Premarital Sex is the Cigarette Smoking of This Century.
Premarital sex is the cigarette smoking of this century.
In the 1950’s nearly half of adult Americans smoked tobacco (1). Smart and sophisticated people, even very spiritual people, frequently smoked and gave it relatively little thought. Society molded to accommodate smokers so they could smoke as often and conveniently as they wished: at home, in public, and in their cars. Then researchers started to dig into the horrific effects that long-term smoking had on people’s health and social outcomes. Once researchers realized the truth, they enlisted public and private messengers to help educate people out of their habit. Despite the evidence, entrenched advocates of smoking said that the research was wrong and encouraged people to continue smoking (2). The truth continued to spread, and now most people disdain smoking and pity the one person in six who is addicted.
While we were overcoming our bad habit of smoking, we were falling even more deeply into a more damaging habit--sexual immorality. Premarital sex is far more common now than smoking was at its peak (3). Society has shifted to accommodate adults and even children to sexually explore based on their immediate desires, not overly worried about their long-term health outcomes or the impact this will have on society.

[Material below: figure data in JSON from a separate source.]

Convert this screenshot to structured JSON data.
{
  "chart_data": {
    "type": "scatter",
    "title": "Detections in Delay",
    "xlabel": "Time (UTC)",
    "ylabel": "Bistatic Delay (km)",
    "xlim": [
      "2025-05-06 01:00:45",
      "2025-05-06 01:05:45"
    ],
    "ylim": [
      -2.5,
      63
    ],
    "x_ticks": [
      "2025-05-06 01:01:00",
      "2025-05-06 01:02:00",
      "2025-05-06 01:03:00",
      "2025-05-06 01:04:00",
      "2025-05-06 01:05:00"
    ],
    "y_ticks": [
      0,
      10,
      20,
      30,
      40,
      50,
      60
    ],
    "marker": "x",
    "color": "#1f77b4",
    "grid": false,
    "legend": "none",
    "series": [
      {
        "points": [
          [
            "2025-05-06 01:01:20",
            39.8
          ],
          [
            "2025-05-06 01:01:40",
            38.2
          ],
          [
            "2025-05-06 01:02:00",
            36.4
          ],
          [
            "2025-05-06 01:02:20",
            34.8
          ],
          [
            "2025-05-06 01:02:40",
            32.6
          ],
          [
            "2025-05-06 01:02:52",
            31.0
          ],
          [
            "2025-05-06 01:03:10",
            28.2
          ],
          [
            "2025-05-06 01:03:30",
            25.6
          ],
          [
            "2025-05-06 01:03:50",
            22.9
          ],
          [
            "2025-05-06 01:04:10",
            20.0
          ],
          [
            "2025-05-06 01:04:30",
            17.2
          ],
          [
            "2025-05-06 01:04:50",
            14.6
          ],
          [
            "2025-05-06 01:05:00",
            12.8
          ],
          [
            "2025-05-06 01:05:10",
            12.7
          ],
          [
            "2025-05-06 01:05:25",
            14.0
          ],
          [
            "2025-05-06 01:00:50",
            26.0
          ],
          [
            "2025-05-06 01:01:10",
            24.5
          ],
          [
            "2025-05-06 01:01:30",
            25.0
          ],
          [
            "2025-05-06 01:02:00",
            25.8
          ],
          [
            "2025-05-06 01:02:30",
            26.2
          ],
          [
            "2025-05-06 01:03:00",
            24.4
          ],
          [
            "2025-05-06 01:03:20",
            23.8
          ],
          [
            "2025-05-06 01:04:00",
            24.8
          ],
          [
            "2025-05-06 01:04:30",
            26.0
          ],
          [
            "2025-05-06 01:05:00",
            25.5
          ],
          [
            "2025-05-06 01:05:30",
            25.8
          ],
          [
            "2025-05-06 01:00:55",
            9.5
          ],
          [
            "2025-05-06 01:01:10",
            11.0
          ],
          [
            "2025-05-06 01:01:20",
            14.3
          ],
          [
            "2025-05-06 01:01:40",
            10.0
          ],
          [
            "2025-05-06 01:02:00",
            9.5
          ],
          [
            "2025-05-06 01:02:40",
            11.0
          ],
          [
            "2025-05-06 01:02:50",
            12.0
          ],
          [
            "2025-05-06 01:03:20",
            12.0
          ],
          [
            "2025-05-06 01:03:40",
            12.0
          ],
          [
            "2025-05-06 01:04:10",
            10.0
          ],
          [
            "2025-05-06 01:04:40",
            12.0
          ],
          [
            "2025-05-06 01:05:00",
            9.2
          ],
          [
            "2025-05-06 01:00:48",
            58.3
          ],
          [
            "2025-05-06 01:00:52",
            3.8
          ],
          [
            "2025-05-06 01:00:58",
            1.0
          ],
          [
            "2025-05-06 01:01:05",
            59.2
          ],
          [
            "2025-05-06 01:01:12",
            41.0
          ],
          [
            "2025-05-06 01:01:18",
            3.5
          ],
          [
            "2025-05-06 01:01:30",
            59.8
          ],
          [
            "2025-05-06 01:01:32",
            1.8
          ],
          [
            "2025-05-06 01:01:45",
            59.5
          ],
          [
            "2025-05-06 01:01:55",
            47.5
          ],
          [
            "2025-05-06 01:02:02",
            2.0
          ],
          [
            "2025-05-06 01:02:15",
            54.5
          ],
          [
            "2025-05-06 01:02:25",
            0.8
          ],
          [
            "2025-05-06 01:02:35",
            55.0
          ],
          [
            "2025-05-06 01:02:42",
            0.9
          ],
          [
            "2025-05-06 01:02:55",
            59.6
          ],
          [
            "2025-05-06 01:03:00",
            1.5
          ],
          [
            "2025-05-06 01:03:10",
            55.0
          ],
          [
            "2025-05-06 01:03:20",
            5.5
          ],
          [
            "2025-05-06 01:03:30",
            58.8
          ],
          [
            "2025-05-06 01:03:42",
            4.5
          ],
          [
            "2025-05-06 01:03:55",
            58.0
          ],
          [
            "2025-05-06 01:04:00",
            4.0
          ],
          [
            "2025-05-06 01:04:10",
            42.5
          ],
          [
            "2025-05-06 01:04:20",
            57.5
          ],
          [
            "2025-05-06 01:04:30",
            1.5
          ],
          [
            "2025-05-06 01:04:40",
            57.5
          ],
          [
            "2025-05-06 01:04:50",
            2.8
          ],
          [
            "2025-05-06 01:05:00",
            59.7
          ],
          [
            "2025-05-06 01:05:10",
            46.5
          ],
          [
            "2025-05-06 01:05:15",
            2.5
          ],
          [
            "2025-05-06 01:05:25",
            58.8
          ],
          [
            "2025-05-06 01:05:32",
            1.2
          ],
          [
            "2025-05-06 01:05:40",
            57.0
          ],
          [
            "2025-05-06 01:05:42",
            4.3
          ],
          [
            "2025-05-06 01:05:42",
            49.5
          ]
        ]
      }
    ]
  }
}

Sex is one of the most significant steps in the process of forming a close emotional attachment to a partner—and this attachment is the factor most closely linked with long-term happiness. Our bodies and minds are designed to release chemicals and form deep mental and emotional connections with our partner. The emotional, physical, and psychological bond created in this relationship, which includes sex, is one of the key contributors to happiness throughout our lives. Having sex outside of a committed relationship causes our bodies to release emotional superweapons of good feelings, only to be let down by the lack of commitment between ourselves and our partner. We are biologically designed to be monogamous. Sex is like the tape that sticks two people together for the best chances at long-term happiness. Imagine taking that brand new tape, impulsively sticking it to someone in adolescence in an awkward and ill-informed way, and then painfully ripping it off. Imagine a few weeks or years later, sticking it to someone else, and ripping it off again. Now stick it and rip it away 10, 20, or 100 more times, and you will have sad and dysfunctional tape. Our society is treating sex like a conquest or an entertainment. We are literally ruining ourselves. The prevalence of
divorces, single-parent homes, and depression may be evidence of this.
In the 1900s we discovered and then educated people about the horrors that smoking had on our bodies and our long-term health and happiness. In the 2000s we have learned that premarital sex is causing emotional, psychological, and even financial problems for individuals and society as a whole. It’s time to kick another bad habit before it claims millions more victims. Learn about the effects of premarital sex on your mind and your body. Seek support and motivate yourself to quit and stay quit. Don’t worry about the detractors who tell you to enjoy it and to lighten up. Detractors also scorned warnings about tobacco smoke and teased their friends who quit early—many of those detractors are now suffering and paying immensely for holding on to their habit.
You can quit. You can save yourself, your friends, and your family from the emotional and spiritual cancer caused by premarital sex.